French football had its fair share of violence. It is quite difficult to give off only one type of violence due to our country’s cultural diversity. According to the different areas and clubs, the type of supporterism and hence violence can be different. Ultra’ movement is well settled particularly in South of France with the likes of Nice, Marseille, Montpellier, Bordeaux or even Toulon in the lower divisions, and violence resulting from this movement is not always organized. If Ultra’ movement is everywhere in the country, there are places where violence is more linked to Casual movement such as Nancy, Lille or Paris. You can regularly find both movements in one club for example in Nantes, Saint-Etienne or Lyon. However, there are a lot less skirmishes and fights than before, the turning point being 2010 and a game between PSG and Marseille in Paris, where a Parisian fan was killed by other Parisian fans following a latent strife. This was Ultra’ movement’s death knell in Paris and repression has only increased since, not only in Paris but throughout the whole country. In some ways, it is our Hillsborough since it has been the start of massive measures taken in France, a bit like in England when the drama happened in 1989. There is no Ultra’ group anymore in Paris. Also, if fights less and less occur in France, some hooligans do not hesitate to cross the border to go and have some fun, for the ones living close to Belgium or Germany for example.
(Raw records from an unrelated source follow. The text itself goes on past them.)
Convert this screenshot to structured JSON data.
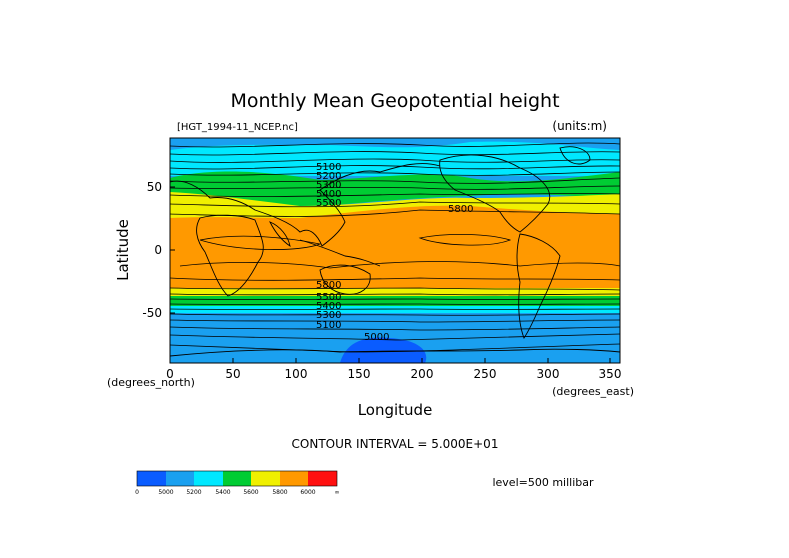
{
  "title": "Monthly Mean Geopotential height",
  "file_label": "[HGT_1994-11_NCEP.nc]",
  "units_label": "(units:m)",
  "x_axis": {
    "label": "Longitude",
    "unit_label": "(degrees_east)",
    "ticks": [
      "0",
      "50",
      "100",
      "150",
      "200",
      "250",
      "300",
      "350"
    ]
  },
  "y_axis": {
    "label": "Latitude",
    "unit_label": "(degrees_north)",
    "ticks": [
      "50",
      "0",
      "-50"
    ]
  },
  "contour_interval": "CONTOUR INTERVAL = 5.000E+01",
  "level": "level=500 millibar",
  "contour_labels": [
    "5100",
    "5200",
    "5300",
    "5400",
    "5500",
    "5800",
    "5800",
    "5500",
    "5400",
    "5300",
    "5100",
    "5000"
  ],
  "legend": {
    "colors": [
      "#0a5cff",
      "#1aa0f0",
      "#00e8ff",
      "#00cc33",
      "#f0f000",
      "#ff9900",
      "#ff1010"
    ],
    "labels": [
      "0",
      "5000",
      "5200",
      "5400",
      "5600",
      "5800",
      "6000",
      "∞"
    ]
  },
  "colors": {
    "deep_blue": "#0a5cff",
    "blue": "#1aa0f0",
    "cyan": "#00e8ff",
    "green": "#00cc33",
    "yellow": "#f0f000",
    "orange": "#ff9900",
    "red": "#ff1010"
  }
}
Let’s have a word about the average football fans, meaning neither Ultras nor VIP; it is quite rare to see them attacked, and the rare times it happened was a long time ago. France is a very safe country when football is involved and they surely can go to the stadium with no sorts of problems. There is enough police to ensure anyone’s safety and they can enjoy the game. They are treated and taken in charge the same way as others on their away trips, probably with a little less vehemence from the authorities though. In our country, the difference in a big game and a normal game clearly lies in the police number and how ready they are to act after the first spark. However, a game classified as a “high-risks” game is less and less significant than before. For example, every PSG game is classified as a “high-risk” one since 2010. Also, authorities seem to have found the ultimate weapon to prevent risks by forbidding away fans from some games, in and out the stadium where the match is taking place in. This is allowed via prefectural orders and is quite an issue regarding people’s freedom. This season has seen both games between Lyon and Saint-Etienne, Nice and Bastia or Metz and Nancy without away fans. Should it keep going that way, there will soon be no interesting games anymore fanwise. French football is at a turning point, where active supporters and Ultras don’t seem to be welcome anymore.  

About the writers: Crazy about football since the childhood and at least as much in supporter’s way of life, I’ve been part of an Ultra’ group for around fifteen years. I also lived for a few years in the UK, which is one of my favorite scenes. Please also note the huge contribution of Guillaume, a very active Nimes’ supporter and part of Gladiators Nimes Ultra’ group. He has been part of his Ultra’ group for 10 years and his club is in second division.